While the indictments fall short of proving any formal ties between the hackers and the government, Michael R. Sherwin, the Acting Attorney General for the District of Columbia, left little doubt about how the U.S. government views the arrangement.
“These individuals were working for private personal gain, yes, but they also were proxies — that’s a conclusion you can draw — for the Chinese government,” said Sherwin, though he was careful to distinguish inference from allegation. “There is some tacit approval, or some tacit direction that they’re getting from the Chinese government.”
The indictments focus on criminal matters and generally do not speculate on Chengdu 404’s possible links to the government. However, one of the indictments includes a suggestive piece of evidence: intercepted communications in which one of the hackers boasted that he was “very close” with the MSS, a relationship a second hacker believed would protect them from domestic law enforcement “unless something very big happens.”
Between July 2017 and January 2019, APT41 compromised three software companies and infiltrated their automatic update servers in a method that researchers refer to as a “supply chain attack.” That access allowed the hackers to deliver malicious software to millions of devices simultaneously — a capability that could have been used to wreak havoc.
Instead, the hackers used it to compromise a small subset of computers, suggesting that APT41 was pinpointing a few high-priority targets for surveillance — a move usually seen out of governments, not profit-motivated cyber criminals.
Wednesday’s indictments follow a series of actions by the U.S. federal government to more aggressively combat cyber espionage and crime from Chinese hackers.
On Tuesday, the Cybersecurity and Infrastructure Security Agency (CISA), a unit of the Department of Homeland Security that focuses on defending the nation’s critical infrastructure, released an advisory outlining steps that U.S. entities should take to fend off attacks from an unnamed Chinese cyber actor affiliated with the MSS.
The warning cited vulnerabilities and hacking techniques included in the indictments unsealed on Wednesday, although there were some notable differences.

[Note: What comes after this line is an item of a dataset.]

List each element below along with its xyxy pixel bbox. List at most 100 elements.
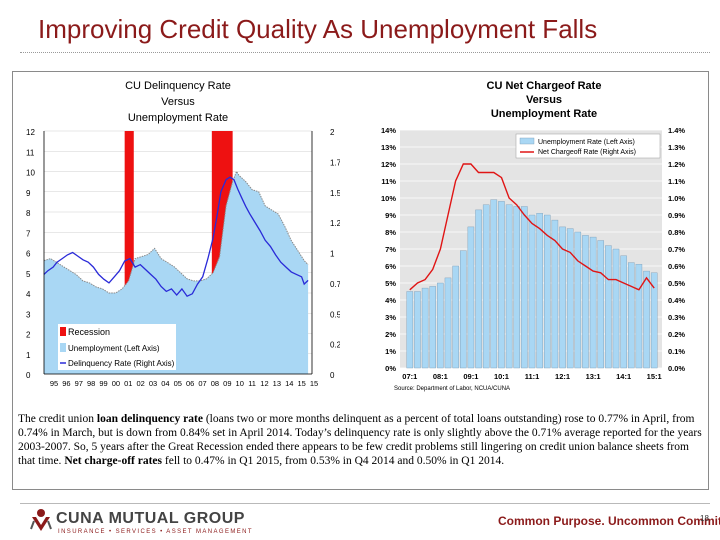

Whereas Wednesday’s indictments detail lengthy hacking campaigns that unfolded over months or years, CISA’s warning suggested that the cyber actors in question were highly opportunistic, monitoring public databases for recent software vulnerabilities and then using those to scan government networks and identify new victims.
Finally, in June, the DOJ charged two Chinese hackers for a decade-long commercial espionage campaign that included efforts to break into U.S. companies involved in research on a COVID-19 vaccine.
Neither that indictment nor the one unsealed Tuesday are likely to affect the defendants in China because they reside outside the United States and the CCP is not expected to cooperate with the U.S. government in arranging their extradition.
However, a third indictment unsealed Wednesday did result in the arrest of two Malaysian nationals who are accused of supporting some of APT41’s money laundering efforts.